Momentos de tensión se registraron este viernes durante la protesta del Sindicato de Trabajadores al Servicio de la Universidad Autónoma de Chihuahua (STSUACH) frente a Rectoría, luego de que cinco alumnas vestidas de negro y con el rostro cubierto, que se identificaron como integrantes del colectivo Convergencia Feminista Mujeres Universitarias, irrumpieran en la manifestación para acusar a la organización sindical y a su secretaria general, María Concepción Rodríguez, de presuntamente encubrir casos de abuso y violencia sexual.
Las estudiantes se incorporaron a la protesta para reclamar atención a denuncias que, según expusieron, habrían sido presentadas previamente ante instancias universitarias y de procuración de justicia.
La situación subió de tono cuando integrantes de la manifestación confrontaron verbalmente a las jóvenes, generándose empujones, jaloneos y agresiones físicas. De acuerdo con lo ocurrido durante la protesta, algunas de las estudiantes denunciaron haber sido jaladas del cabello.
Ante la confrontación, Rodríguez Zendejas pidió en repetidas ocasiones a los integrantes del sindicato evitar provocaciones y permitir que las estudiantes expresaran sus señalamientos.
La dirigente sindical aseguró que las jóvenes ya habían presentado planteamientos ante el sindicato y sostuvo que ella había hecho llegar un oficio a Rectoría y al área laboral para informar sobre sus denuncias.
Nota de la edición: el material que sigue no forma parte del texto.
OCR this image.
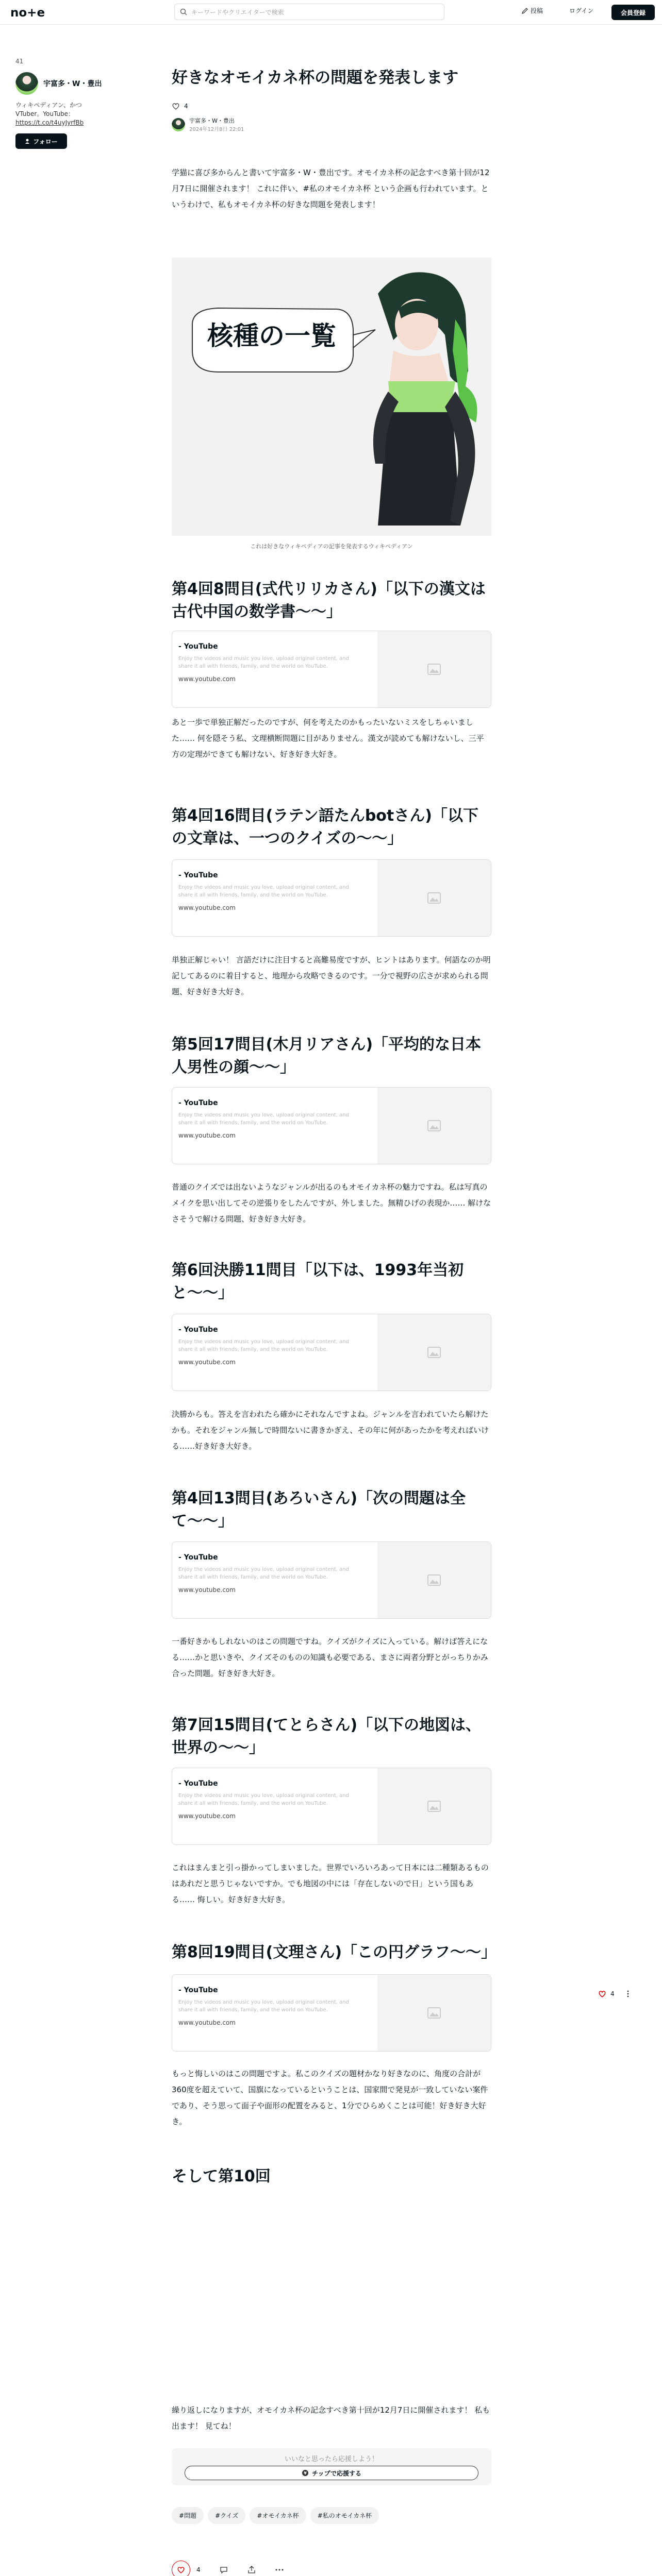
no+e	キーワードやクリエイターで検索	投稿	ログイン	会員登録
41
宇富多・W・豊出
ウィキペディアン、かつVTuber。YouTube：
https://t.co/t4uyJyrfBb
フォロー
好きなオモイカネ杯の問題を発表します
4
宇富多・W・豊出
2024年12月8日 22:01
学猫に喜び多からんと書いて宇富多・W・豊出です。オモイカネ杯の記念すべき第十回が12月7日に開催されます！ これに伴い、#私のオモイカネ杯 という企画も行われています。というわけで、私もオモイカネ杯の好きな問題を発表します！
核種の一覧
これは好きなウィキペディアの記事を発表するウィキペディアン
第4回8問目(式代リリカさん)「以下の漢文は古代中国の数学書〜〜」
あと一歩で単独正解だったのですが、何を考えたのかもったいないミスをしちゃいました…… 何を隠そう私、文理横断問題に目がありません。漢文が読めても解けないし、三平方の定理ができても解けない、好き好き大好き。
第4回16問目(ラテン語たんbotさん)「以下の文章は、一つのクイズの〜〜」
単独正解じゃい！ 言語だけに注目すると高難易度ですが、ヒントはあります。何語なのか明記してあるのに着目すると、地理から攻略できるのです。一分で視野の広さが求められる問題、好き好き大好き。
第5回17問目(木月リアさん)「平均的な日本人男性の顔〜〜」
普通のクイズでは出ないようなジャンルが出るのもオモイカネ杯の魅力ですね。私は写真のメイクを思い出してその逆張りをしたんですが、外しました。無精ひげの表現か…… 解けなさそうで解ける問題、好き好き大好き。
第6回決勝11問目「以下は、1993年当初と〜〜」
決勝からも。答えを言われたら確かにそれなんですよね。ジャンルを言われていたら解けたかも。それをジャンル無しで時間ないに書きかぎえ、その年に何があったかを考えればいける……好き好き大好き。
第4回13問目(あろいさん)「次の問題は全て〜〜」
一番好きかもしれないのはこの問題ですね。クイズがクイズに入っている。解けば答えになる……かと思いきや、クイズそのものの知識も必要である、まさに両者分野とがっちりかみ合った問題。好き好き大好き。
第7回15問目(てとらさん)「以下の地図は、世界の〜〜」
これはまんまと引っ掛かってしまいました。世界でいろいろあって日本には二種類あるものはあれだと思うじゃないですか。でも地図の中には「存在しないので日」という国もある…… 悔しい。好き好き大好き。
第8回19問目(文理さん)「この円グラフ〜〜」
もっと悔しいのはこの問題ですよ。私このクイズの題材かなり好きなのに、角度の合計が360度を超えていて、国旗になっているということは、国家間で発見が一致していない案件であり、そう思って面子や面形の配置をみると、1分でひらめくことは可能！好き好き大好き。
そして第10回
繰り返しになりますが、オモイカネ杯の記念すべき第十回が12月7日に開催されます！ 私も出ます！ 見てね！
いいなと思ったら応援しよう！
¥ チップで応援する
#問題	#クイズ	#オモイカネ杯	#私のオモイカネ杯
4
4
- YouTube
Enjoy the videos and music you love, upload original content, and share it all with friends, family, and the world on YouTube.
www.youtube.com
- YouTube
Enjoy the videos and music you love, upload original content, and share it all with friends, family, and the world on YouTube.
www.youtube.com
- YouTube
Enjoy the videos and music you love, upload original content, and share it all with friends, family, and the world on YouTube.
www.youtube.com
- YouTube
Enjoy the videos and music you love, upload original content, and share it all with friends, family, and the world on YouTube.
www.youtube.com
- YouTube
Enjoy the videos and music you love, upload original content, and share it all with friends, family, and the world on YouTube.
www.youtube.com
- YouTube
Enjoy the videos and music you love, upload original content, and share it all with friends, family, and the world on YouTube.
www.youtube.com
- YouTube
Enjoy the videos and music you love, upload original content, and share it all with friends, family, and the world on YouTube.
www.youtube.com
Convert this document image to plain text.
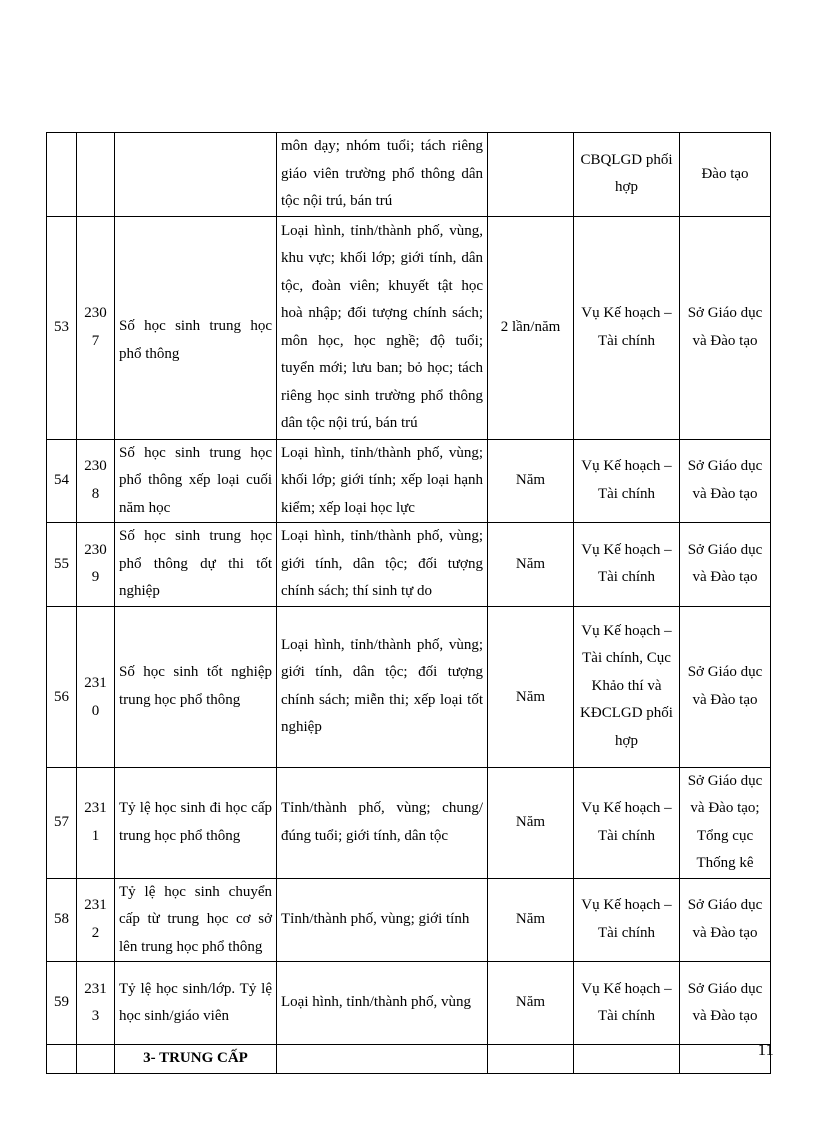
			môn dạy; nhóm tuổi; tách riêng giáo viên trường phổ thông dân tộc nội trú, bán trú		CBQLGD phối hợp	Đào tạo
53	2307	Số học sinh trung học phổ thông	Loại hình, tỉnh/thành phố, vùng, khu vực; khối lớp; giới tính, dân tộc, đoàn viên; khuyết tật học hoà nhập; đối tượng chính sách; môn học, học nghề; độ tuổi; tuyển mới; lưu ban; bỏ học; tách riêng học sinh trường phổ thông dân tộc nội trú, bán trú	2 lần/năm	Vụ Kế hoạch – Tài chính	Sở Giáo dục và Đào tạo
54	2308	Số học sinh trung học phổ thông xếp loại cuối năm học	Loại hình, tỉnh/thành phố, vùng; khối lớp; giới tính; xếp loại hạnh kiểm; xếp loại học lực	Năm	Vụ Kế hoạch – Tài chính	Sở Giáo dục và Đào tạo
55	2309	Số học sinh trung học phổ thông dự thi tốt nghiệp	Loại hình, tỉnh/thành phố, vùng; giới tính, dân tộc; đối tượng chính sách; thí sinh tự do	Năm	Vụ Kế hoạch – Tài chính	Sở Giáo dục và Đào tạo
56	2310	Số học sinh tốt nghiệp trung học phổ thông	Loại hình, tỉnh/thành phố, vùng; giới tính, dân tộc; đối tượng chính sách; miễn thi; xếp loại tốt nghiệp	Năm	Vụ Kế hoạch – Tài chính, Cục Khảo thí và KĐCLGD phối hợp	Sở Giáo dục và Đào tạo
57	2311	Tỷ lệ học sinh đi học cấp trung học phổ thông	Tỉnh/thành phố, vùng; chung/đúng tuổi; giới tính, dân tộc	Năm	Vụ Kế hoạch – Tài chính	Sở Giáo dục và Đào tạo; Tổng cục Thống kê
58	2312	Tỷ lệ học sinh chuyển cấp từ trung học cơ sở lên trung học phổ thông	Tỉnh/thành phố, vùng; giới tính	Năm	Vụ Kế hoạch – Tài chính	Sở Giáo dục và Đào tạo
59	2313	Tỷ lệ học sinh/lớp. Tỷ lệ học sinh/giáo viên	Loại hình, tỉnh/thành phố, vùng	Năm	Vụ Kế hoạch – Tài chính	Sở Giáo dục và Đào tạo
		3- TRUNG CẤP					11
También manifestó públicamente que, como mujer y activista, creía en los señalamientos de las estudiantes y que debían buscarse soluciones.
Sin embargo, las jóvenes cuestionaron que no habían recibido respuesta a sus planteamientos. Una de ellas aseguró que había presentado denuncias ante la Fiscalía y la Defensoría, y afirmó que una persona señalada por una de las estudiantes continuaba trabajando pese a las actuaciones que, según su versión, ya se habían realizado.
Durante el intercambio, una de las jóvenes afirmó que había sido víctima de violación y acusó a la dirigente sindical de no haber actuado para impedir que el presunto agresor continuara laborando. La estudiante sostuvo que contaba con denuncias y documentación que había entregado previamente.
Las estudiantes explicaron que acudieron con el rostro cubierto debido al temor a posibles represalias y señalaron que representaban también a otras víctimas que, por miedo, no se presentaron públicamente.
En medio de los reclamos, las jóvenes lanzaron acusaciones contra personas vinculadas con la Universidad y el sindicato, mientras algunos trabajadores respondían con consignas y cuestionamientos, lo que incrementó la tensión en las puertas de Rectoría.
Rodríguez Zendejas insistió en que las estudiantes tenían derecho a manifestarse y pidió a los sindicalizados no responder a las provocaciones. No obstante, el intercambio continuó durante varios minutos, con acusaciones cruzadas y señalamientos sobre presuntos casos de violencia de género dentro de la institución.
Las estudiantes también cuestionaron la permanencia en funciones de personas que, según sus declaraciones, han sido señaladas ante autoridades por presuntos actos de violencia, y exigieron que los casos sean atendidos y esclarecidos.
El episodio terminó convirtiéndose en un segundo frente de reclamos dentro de la protesta sindical, al quedar expuesta la confrontación entre las demandas laborales del STSUACH y las denuncias de las estudiantes, quienes exigieron que sus acusaciones sean investigadas y que no se proteja a quienes pudieran resultar responsables.